My felting supplies:
It never gets tiring making something quick and easy with a skein of wonderful yarn and then seeing the transformation when it emerges from some vigorous hot-water agitation. (I'm easily amused).
And, yes, I'm almost finished with my acid green (Kidsilk Haze "Jelly") lace capelet
but I also whipped up a quick head-hugging beanie (Ann Norling Leaflet #55 - Head Huggers by Gail Tanquaray):
It's Mountain Colors 4/8ths wool in "Tamarack." It's a challenge getting this to photograph its true color. It's got a lot more "gold" in it than this. I intend to make another one of these for myself but I'm going to use a Size 7 circular needle instead of a Size 8. The ribbing was a bit on the loose side in the Size 8. However, it's a great basic hat pattern with references for sizes from infant to adult along with different gauges and ribbing patterns. It's similar to Ann Budd's approach in her series of books for figuring out your own knitting patterns that fit your gauge.
I was reading the BEST article today in the March 2007 Real Simple magazine while I was waiting for an oil change, "Half Full? Half Empty? You Decide." Here's a great quote from it, but I'll have to buy the magazine for myself and bookmark the article:
"It's amazing how much unhappiness we needlessly cause ourselves by ascribing negative meanings to simple things that happen in our lives. But it doesn't have to be that way. When we feel like this, we can learn to pause for a split second and ask ourselves these questions: How can I interpret what just happened in a way that gives me energy and propels me forward, rather than dragging me back and making me feel inadequate and frustrated?"
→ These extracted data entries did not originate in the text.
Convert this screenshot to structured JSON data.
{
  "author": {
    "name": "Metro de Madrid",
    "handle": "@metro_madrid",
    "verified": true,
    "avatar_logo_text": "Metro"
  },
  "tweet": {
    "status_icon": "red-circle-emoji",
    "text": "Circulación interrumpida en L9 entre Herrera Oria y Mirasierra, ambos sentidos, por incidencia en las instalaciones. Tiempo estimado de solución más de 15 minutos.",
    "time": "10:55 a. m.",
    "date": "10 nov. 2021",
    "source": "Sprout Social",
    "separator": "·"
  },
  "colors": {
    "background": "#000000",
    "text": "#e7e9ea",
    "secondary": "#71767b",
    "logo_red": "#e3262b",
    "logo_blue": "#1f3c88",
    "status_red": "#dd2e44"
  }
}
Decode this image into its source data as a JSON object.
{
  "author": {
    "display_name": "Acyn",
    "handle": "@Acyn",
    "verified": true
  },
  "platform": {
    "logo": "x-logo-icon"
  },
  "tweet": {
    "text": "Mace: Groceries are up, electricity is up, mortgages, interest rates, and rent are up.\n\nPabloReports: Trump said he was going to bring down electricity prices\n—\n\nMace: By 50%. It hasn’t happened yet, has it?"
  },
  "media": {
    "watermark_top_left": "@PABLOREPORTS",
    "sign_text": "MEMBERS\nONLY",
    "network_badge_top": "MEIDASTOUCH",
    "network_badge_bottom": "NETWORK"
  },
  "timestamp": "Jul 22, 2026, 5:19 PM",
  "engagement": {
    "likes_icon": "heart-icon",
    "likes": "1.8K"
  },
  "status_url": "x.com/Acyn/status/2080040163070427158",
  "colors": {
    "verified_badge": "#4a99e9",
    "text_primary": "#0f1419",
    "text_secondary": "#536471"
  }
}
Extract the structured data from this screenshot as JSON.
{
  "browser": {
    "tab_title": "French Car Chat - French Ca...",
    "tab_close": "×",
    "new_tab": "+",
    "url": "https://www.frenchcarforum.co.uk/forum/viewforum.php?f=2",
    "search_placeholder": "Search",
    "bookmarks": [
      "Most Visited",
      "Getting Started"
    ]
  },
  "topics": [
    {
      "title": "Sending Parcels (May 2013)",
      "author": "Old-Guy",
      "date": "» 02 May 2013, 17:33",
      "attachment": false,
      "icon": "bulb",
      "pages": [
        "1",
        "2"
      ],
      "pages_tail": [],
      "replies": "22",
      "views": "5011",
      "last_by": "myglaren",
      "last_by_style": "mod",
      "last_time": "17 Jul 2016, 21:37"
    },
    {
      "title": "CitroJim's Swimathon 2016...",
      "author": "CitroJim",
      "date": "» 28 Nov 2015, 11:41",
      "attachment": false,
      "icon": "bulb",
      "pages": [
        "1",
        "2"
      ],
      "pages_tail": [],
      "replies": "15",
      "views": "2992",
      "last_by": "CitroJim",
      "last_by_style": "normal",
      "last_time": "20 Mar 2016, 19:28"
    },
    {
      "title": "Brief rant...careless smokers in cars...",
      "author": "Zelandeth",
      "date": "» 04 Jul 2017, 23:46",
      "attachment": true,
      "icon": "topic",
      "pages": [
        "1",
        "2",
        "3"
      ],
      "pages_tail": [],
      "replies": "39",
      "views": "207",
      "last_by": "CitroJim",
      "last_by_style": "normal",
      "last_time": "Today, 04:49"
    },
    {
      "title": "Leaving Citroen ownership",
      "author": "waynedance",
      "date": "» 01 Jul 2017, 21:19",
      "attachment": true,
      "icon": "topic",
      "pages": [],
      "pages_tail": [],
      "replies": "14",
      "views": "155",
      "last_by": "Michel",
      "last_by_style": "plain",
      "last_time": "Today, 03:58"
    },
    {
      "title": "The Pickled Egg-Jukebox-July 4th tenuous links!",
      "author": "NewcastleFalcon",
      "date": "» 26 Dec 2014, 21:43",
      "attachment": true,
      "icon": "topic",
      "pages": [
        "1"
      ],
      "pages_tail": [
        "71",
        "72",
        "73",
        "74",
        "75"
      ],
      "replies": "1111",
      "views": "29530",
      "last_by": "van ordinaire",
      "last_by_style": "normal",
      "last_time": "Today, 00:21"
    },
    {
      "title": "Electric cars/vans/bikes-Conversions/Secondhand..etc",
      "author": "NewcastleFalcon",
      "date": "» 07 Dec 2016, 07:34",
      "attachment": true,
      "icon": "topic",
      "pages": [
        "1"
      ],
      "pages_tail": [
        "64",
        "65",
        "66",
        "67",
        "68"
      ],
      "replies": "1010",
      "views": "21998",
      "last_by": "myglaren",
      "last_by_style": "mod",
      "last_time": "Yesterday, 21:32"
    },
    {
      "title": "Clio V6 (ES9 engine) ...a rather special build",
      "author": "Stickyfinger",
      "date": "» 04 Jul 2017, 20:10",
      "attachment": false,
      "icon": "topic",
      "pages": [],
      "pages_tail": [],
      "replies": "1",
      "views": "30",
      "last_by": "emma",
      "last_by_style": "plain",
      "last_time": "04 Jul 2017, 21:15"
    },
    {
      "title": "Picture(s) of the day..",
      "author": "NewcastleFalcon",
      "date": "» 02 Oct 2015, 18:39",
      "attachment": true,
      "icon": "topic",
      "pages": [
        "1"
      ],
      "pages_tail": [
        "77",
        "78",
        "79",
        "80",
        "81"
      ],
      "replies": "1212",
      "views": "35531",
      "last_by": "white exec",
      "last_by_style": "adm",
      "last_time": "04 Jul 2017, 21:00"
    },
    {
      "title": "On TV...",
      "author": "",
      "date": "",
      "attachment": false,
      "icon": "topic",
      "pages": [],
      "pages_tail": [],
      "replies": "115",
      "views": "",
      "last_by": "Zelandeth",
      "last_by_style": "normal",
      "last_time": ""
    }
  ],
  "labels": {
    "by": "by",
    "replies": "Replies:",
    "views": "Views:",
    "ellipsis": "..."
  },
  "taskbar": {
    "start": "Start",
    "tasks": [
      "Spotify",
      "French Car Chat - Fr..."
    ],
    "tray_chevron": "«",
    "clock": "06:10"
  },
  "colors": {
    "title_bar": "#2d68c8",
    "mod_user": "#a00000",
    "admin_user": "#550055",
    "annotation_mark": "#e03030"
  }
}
This article was written for people who assume the worst when somebody looks at them in a way that makes them feel something's wrong, or perhaps somebody has not responded to a conversation or some other form of communication in an expected way. There are people I know who have an internal dialogue with themselves in which they're convinced that others are looking at them, criticizing them or mocking them. Whether it's true or not, I think this quote from the article is a gem: "An empowering interpretation is just as valid as a disempowering one. You get to decide what impact life has on you. Make it positive."